Я не рассчитывал, что мой гость, который сперва вышел из лесу, затем из больницы, а затем из тюрьмы, почувствует себя комфортно в нашем присутствии. У меня и в мыслях не было требовать от него, чтобы он жил так же, как мы: участвовал в общих выходах из дому, в прогулках, спускался по четвергам в магазин супрефектуры, чтобы занять там мое место, за моей дочерью, у тележки для провизии — и это в самом людном месте! Но я не предполагал, что особенно в неловком положении и самым обременяющим во всей этой истории окажусь я. После того, как он поздоровался с Клер: «Добрый день, мадам», — сопроводив это легким поклоном, после того как он извинился в нескольких словах, что доставляет столько хлопот и лишней работы, после того как он осмотрел пристройку, со словами «очень хорошо», выключил радиатор («лишние расходы ни к чему»), после того как он согласился, что, если он нам понадобится, мы позвоним в колокольчик, после того когда он признал, что его комбинезон совсем не по сезону и нуждается в стирке, после того как он согласился надеть один из моих костюмов, он облачился в него и устроился на завтрак рядом с хозяйкой дома, то есть напротив меня.

— Я приготовила для вас индюшку с капустой, овощной салат и рисовый пудинг с фруктами, — сказала Клер.

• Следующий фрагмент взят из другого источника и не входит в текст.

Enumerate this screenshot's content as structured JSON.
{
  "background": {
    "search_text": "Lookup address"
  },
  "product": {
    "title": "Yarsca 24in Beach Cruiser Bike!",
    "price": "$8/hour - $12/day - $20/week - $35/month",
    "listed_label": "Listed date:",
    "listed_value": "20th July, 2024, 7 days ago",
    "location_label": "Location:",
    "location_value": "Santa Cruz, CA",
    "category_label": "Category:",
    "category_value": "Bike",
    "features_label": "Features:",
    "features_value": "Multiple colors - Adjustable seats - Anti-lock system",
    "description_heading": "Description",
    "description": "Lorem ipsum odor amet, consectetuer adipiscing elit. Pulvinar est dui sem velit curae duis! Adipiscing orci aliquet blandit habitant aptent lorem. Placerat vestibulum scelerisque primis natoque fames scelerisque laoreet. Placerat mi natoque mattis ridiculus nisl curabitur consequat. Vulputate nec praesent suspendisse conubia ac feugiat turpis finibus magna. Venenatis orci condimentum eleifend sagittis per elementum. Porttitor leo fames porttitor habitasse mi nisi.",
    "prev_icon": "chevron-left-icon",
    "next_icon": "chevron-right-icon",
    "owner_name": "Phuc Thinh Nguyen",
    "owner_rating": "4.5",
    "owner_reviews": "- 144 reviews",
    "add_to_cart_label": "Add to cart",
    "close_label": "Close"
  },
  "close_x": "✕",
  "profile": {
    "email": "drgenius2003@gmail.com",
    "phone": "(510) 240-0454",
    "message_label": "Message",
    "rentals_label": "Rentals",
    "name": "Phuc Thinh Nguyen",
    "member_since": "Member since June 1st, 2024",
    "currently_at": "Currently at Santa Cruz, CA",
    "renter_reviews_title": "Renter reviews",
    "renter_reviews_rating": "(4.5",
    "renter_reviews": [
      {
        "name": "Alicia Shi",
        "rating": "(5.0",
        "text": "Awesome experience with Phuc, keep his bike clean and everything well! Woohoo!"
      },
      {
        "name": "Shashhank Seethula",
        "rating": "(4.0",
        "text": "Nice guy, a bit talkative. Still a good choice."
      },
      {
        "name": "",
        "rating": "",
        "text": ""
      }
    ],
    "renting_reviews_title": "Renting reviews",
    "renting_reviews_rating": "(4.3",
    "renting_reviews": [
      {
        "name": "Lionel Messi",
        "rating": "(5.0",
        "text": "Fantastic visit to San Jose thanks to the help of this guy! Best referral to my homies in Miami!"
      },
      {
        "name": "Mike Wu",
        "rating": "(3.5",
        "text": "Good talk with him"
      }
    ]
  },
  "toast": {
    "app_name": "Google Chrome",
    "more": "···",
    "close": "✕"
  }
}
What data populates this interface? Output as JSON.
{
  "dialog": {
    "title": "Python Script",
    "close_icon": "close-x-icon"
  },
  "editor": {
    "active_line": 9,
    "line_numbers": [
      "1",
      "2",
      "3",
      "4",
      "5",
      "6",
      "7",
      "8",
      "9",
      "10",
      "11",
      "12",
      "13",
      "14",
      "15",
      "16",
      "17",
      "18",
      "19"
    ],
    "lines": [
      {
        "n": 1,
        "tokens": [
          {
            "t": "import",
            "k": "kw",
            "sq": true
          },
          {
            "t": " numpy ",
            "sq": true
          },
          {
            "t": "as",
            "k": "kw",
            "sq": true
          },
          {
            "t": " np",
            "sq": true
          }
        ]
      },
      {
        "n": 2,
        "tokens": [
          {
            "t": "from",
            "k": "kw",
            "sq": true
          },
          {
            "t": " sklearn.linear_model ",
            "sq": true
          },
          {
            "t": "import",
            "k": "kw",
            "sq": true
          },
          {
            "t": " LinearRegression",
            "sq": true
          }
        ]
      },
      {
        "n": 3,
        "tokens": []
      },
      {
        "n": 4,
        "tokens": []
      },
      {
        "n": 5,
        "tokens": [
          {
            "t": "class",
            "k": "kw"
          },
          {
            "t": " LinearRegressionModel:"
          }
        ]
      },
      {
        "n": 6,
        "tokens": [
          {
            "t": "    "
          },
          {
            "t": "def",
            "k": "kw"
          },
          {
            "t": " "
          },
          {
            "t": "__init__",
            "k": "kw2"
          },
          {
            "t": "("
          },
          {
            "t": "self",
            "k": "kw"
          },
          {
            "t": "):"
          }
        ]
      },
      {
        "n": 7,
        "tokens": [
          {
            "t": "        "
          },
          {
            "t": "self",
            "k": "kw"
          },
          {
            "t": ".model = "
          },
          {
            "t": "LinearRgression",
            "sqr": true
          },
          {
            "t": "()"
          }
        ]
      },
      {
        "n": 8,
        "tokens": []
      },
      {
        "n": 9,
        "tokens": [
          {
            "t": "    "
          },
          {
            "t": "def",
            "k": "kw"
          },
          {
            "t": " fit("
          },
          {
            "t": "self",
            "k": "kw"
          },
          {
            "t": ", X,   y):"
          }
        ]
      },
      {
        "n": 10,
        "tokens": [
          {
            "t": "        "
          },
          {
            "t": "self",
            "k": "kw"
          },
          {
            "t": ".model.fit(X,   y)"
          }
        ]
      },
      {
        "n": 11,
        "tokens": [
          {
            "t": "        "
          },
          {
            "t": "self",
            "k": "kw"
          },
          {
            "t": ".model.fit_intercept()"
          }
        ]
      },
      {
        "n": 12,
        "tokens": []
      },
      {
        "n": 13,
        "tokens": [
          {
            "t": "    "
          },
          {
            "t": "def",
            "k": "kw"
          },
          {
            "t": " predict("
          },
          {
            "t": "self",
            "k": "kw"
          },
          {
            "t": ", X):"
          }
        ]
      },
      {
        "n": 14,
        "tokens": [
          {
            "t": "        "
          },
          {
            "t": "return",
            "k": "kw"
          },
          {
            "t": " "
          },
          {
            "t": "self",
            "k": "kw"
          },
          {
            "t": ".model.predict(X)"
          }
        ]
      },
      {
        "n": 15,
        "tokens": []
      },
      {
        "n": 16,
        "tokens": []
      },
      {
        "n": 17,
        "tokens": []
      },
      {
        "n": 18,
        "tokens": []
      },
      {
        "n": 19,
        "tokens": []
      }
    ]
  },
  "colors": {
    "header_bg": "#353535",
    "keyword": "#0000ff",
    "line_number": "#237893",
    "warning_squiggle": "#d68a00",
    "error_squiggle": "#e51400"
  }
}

«Вы», скосив глаз вправо, не выказал большого восторга по поводу праздничного меню, очень отличного от того, чем с помощью удочки, силка или сачка мог попотчевать себя наш гость в лесу. Однако он, казалось, ничего не заметил. Не поникший, не робкий, а скорее, наоборот, вводящий в смущение, корректный, не горбится, локти прижаты к телу, рот вытирает до того, как пьет, и после, неизменно сдержанный, но не «зажатый», не моргающий без конца, свою прекрасную галльскую голову, напоминающую о Gallia comata,[6] держит прямо, на стуле сидит непринужденно, одет в мой костюм, жилет ему широковат, рукава куртки немного коротки, бутоньерка еще перечеркнута лиловой полосой, и все это производило такое впечатление, что не я его, а он меня принимает. Он не спеша разжевывал, хвалил все, поднимая большой палец, но от добавки отказывался, поясняя тихо:

6

Кудрявая, пышная Галлия (лат.).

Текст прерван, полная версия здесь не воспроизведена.